De Morais is a Swiss-Angolan tycoon who founded and led several businesses over the course of his career, among them Quantum Global, an international investment group with a particular focus on Africa, and Banco Kwanza Invest, Angola's first investment bank.

Until recently, Zimbabwe's new Finance minister Mthuli Ncube was Quantum's managing director. De Morais and José Filomeno were placed in detention on suspicion of embezzling national funds over the alleged illegal transfer of US$500 million from state coffers to an HSBC Holdings Plc account in the UK.

The new Angolan government has made fighting corruption and economic reform its much-vaunted mantra. This is buying it goodwill among international investors and boosting its popularity at home, a new report by a global risk consultancy group said this week.

However, the country's political economy remains firmly controlled by the same political-business-military elite which dominated Angola for generations.

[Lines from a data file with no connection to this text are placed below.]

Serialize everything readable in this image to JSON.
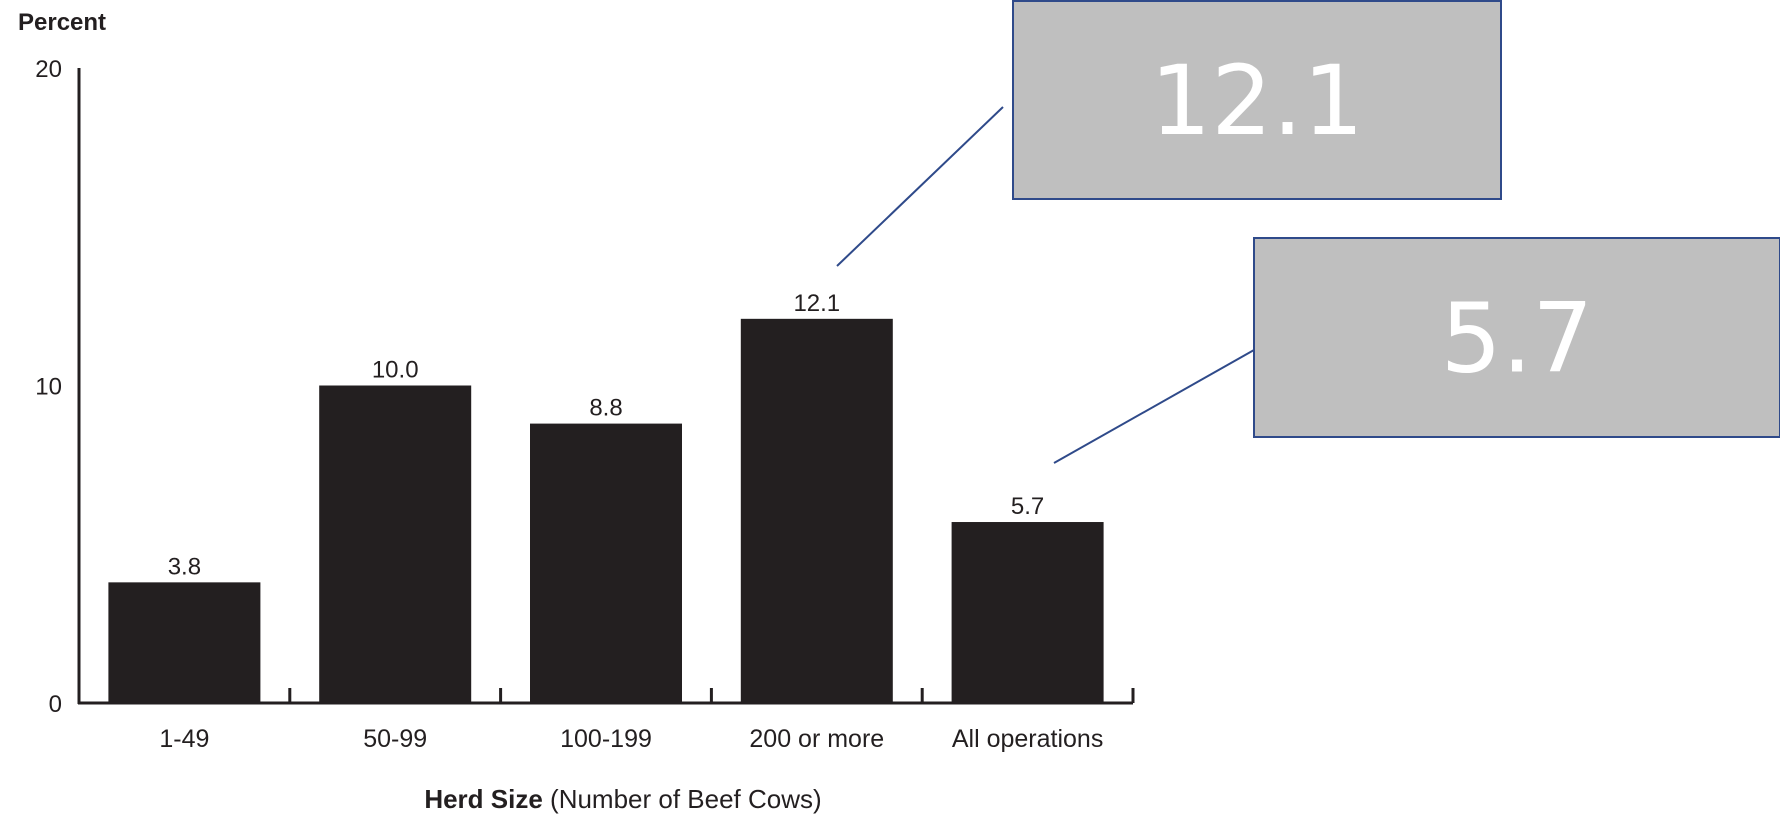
{
  "chart_data": {
    "type": "bar",
    "ylabel": "Percent",
    "xlabel_bold": "Herd Size",
    "xlabel_rest": " (Number of Beef Cows)",
    "categories": [
      "1-49",
      "50-99",
      "100-199",
      "200 or more",
      "All operations"
    ],
    "values": [
      3.8,
      10.0,
      8.8,
      12.1,
      5.7
    ],
    "value_labels": [
      "3.8",
      "10.0",
      "8.8",
      "12.1",
      "5.7"
    ],
    "ylim": [
      0,
      20
    ],
    "yticks": [
      "0",
      "10",
      "20"
    ],
    "grid": false,
    "bar_color": "#231f20"
  },
  "callouts": [
    {
      "text": "12.1",
      "target_category": "200 or more"
    },
    {
      "text": "5.7",
      "target_category": "All operations"
    }
  ],
  "colors": {
    "callout_fill": "#bfbfbf",
    "callout_border": "#2f4a8a",
    "callout_text": "#ffffff",
    "axis": "#231f20"
  }
}
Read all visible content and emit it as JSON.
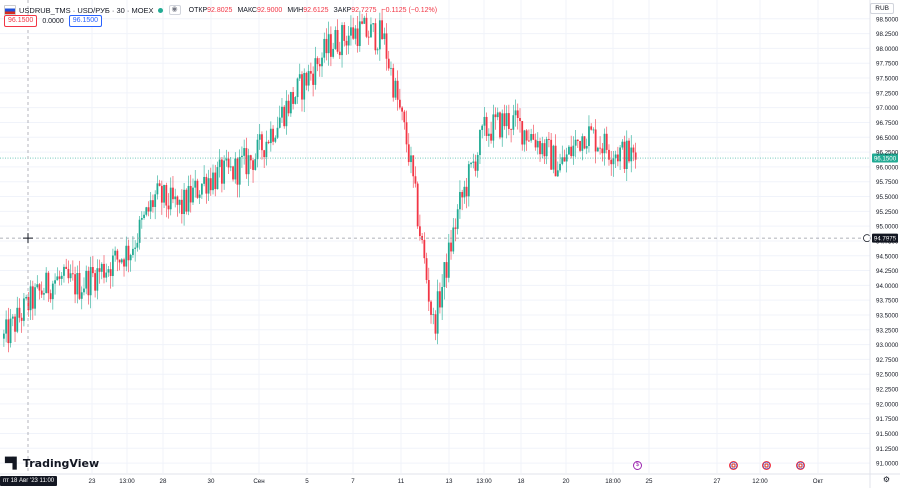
{
  "header": {
    "symbol": "USDRUB_TMS · USD/РУБ · 30 · MOEX",
    "open_label": "ОТКР",
    "open_value": "92.8025",
    "high_label": "МАКС",
    "high_value": "92.9000",
    "low_label": "МИН",
    "low_value": "92.6125",
    "close_label": "ЗАКР",
    "close_value": "92.7275",
    "change_value": "−0.1125 (−0.12%)",
    "sell_price": "96.1500",
    "spread": "0.0000",
    "buy_price": "96.1500",
    "currency": "RUB"
  },
  "crosshair": {
    "date_label": "пт 18 Авг '23",
    "time_label": "11:00",
    "price_label": "94.7975"
  },
  "last_price_label": "96.1500",
  "logo_text": "TradingView",
  "colors": {
    "up": "#22ab94",
    "down": "#f23645",
    "grid": "#f0f3fa",
    "axis_text": "#131722",
    "crosshair": "#9598a1",
    "last_price": "#22ab94"
  },
  "chart_data": {
    "type": "candlestick",
    "timeframe": "30",
    "y_axis": {
      "range": [
        90.9,
        98.75
      ],
      "ticks": [
        "91.0000",
        "91.2500",
        "91.5000",
        "91.7500",
        "92.0000",
        "92.2500",
        "92.5000",
        "92.7500",
        "93.0000",
        "93.2500",
        "93.5000",
        "93.7500",
        "94.0000",
        "94.2500",
        "94.5000",
        "94.7500",
        "95.0000",
        "95.2500",
        "95.5000",
        "95.7500",
        "96.0000",
        "96.2500",
        "96.5000",
        "96.7500",
        "97.0000",
        "97.2500",
        "97.5000",
        "97.7500",
        "98.0000",
        "98.2500",
        "98.5000"
      ]
    },
    "x_axis": {
      "ticks": [
        "23",
        "13:00",
        "28",
        "30",
        "Сен",
        "5",
        "7",
        "11",
        "13",
        "13:00",
        "18",
        "20",
        "18:00",
        "25",
        "27",
        "12:00",
        "Окт"
      ]
    },
    "price_path": [
      {
        "t": "18 Aug",
        "v": 93.1
      },
      {
        "t": "21 Aug",
        "v": 93.7
      },
      {
        "t": "22 Aug",
        "v": 94.1
      },
      {
        "t": "23 Aug",
        "v": 94.0
      },
      {
        "t": "24 Aug",
        "v": 94.3
      },
      {
        "t": "25 Aug",
        "v": 94.6
      },
      {
        "t": "28 Aug",
        "v": 95.5
      },
      {
        "t": "29 Aug",
        "v": 95.3
      },
      {
        "t": "30 Aug",
        "v": 95.8
      },
      {
        "t": "31 Aug",
        "v": 95.9
      },
      {
        "t": "1 Sep",
        "v": 96.2
      },
      {
        "t": "4 Sep",
        "v": 96.9
      },
      {
        "t": "5 Sep",
        "v": 97.5
      },
      {
        "t": "6 Sep",
        "v": 98.1
      },
      {
        "t": "7 Sep",
        "v": 98.3
      },
      {
        "t": "8 Sep",
        "v": 98.2
      },
      {
        "t": "11 Sep",
        "v": 96.3
      },
      {
        "t": "12 Sep",
        "v": 93.3
      },
      {
        "t": "13 Sep",
        "v": 95.3
      },
      {
        "t": "14 Sep",
        "v": 96.6
      },
      {
        "t": "15 Sep",
        "v": 96.8
      },
      {
        "t": "18 Sep",
        "v": 96.5
      },
      {
        "t": "19 Sep",
        "v": 96.0
      },
      {
        "t": "20 Sep",
        "v": 96.6
      },
      {
        "t": "21 Sep",
        "v": 96.3
      },
      {
        "t": "22 Sep",
        "v": 96.15
      }
    ],
    "last_price": 96.15,
    "crosshair_price": 94.7975,
    "grid": true
  }
}
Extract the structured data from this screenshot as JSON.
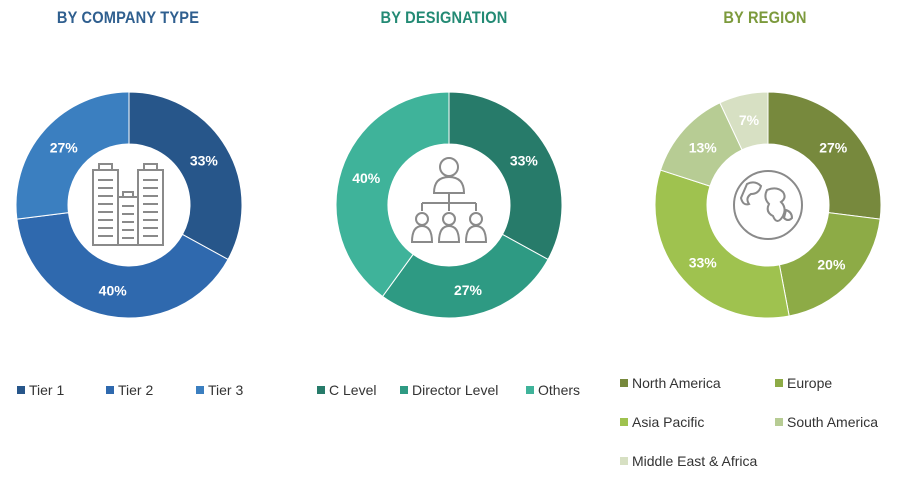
{
  "chart_data": [
    {
      "type": "pie",
      "donut": true,
      "title": "BY COMPANY TYPE",
      "title_color": "#2f5f8f",
      "categories": [
        "Tier 1",
        "Tier 2",
        "Tier 3"
      ],
      "values": [
        33,
        40,
        27
      ],
      "labels": [
        "33%",
        "40%",
        "27%"
      ],
      "colors": [
        "#27568a",
        "#2f69ae",
        "#3b7fc0"
      ],
      "center_icon": "buildings-icon",
      "legend_placement": "bottom"
    },
    {
      "type": "pie",
      "donut": true,
      "title": "BY DESIGNATION",
      "title_color": "#238a74",
      "categories": [
        "C Level",
        "Director Level",
        "Others"
      ],
      "values": [
        33,
        27,
        40
      ],
      "labels": [
        "33%",
        "27%",
        "40%"
      ],
      "colors": [
        "#277b6a",
        "#2e9a83",
        "#3fb39a"
      ],
      "center_icon": "org-hierarchy-icon",
      "legend_placement": "bottom"
    },
    {
      "type": "pie",
      "donut": true,
      "title": "BY REGION",
      "title_color": "#7c9a3c",
      "categories": [
        "North America",
        "Europe",
        "Asia Pacific",
        "South America",
        "Middle East & Africa"
      ],
      "values": [
        27,
        20,
        33,
        13,
        7
      ],
      "labels": [
        "27%",
        "20%",
        "33%",
        "13%",
        "7%"
      ],
      "colors": [
        "#77893d",
        "#8dab46",
        "#9fc24f",
        "#b7cc94",
        "#d7e0c3"
      ],
      "center_icon": "globe-icon",
      "legend_placement": "bottom"
    }
  ]
}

A new report by political and security risk consultancy A2 Global Risk says in the Democratic Republic of Congo (DRC) Joseph Kabila and his cronies also treated the country like an heirloom.
The DRC has been colonised, raped and looted by plunderers such as King Leopold II who claimed and exploited the country as a private venture, and Mobutu Sese Seko.

Mnangagwa must stop the cronyism and dismantle the patronage networks.While he has made all the right noises during his nine months in power, he must now match his lofty anti-corruption rhetoric with concrete, decisive action.

It remains to be seen is whether Mnangagwa can now move beyond noisy rhetoric and - like Angola's Laurenço and Tanzania's John Magufuli - bite the bullet by slaying the multi-headed monster of corruption, cronyism, patronage and primitive accumulation. He has his work cut out for him.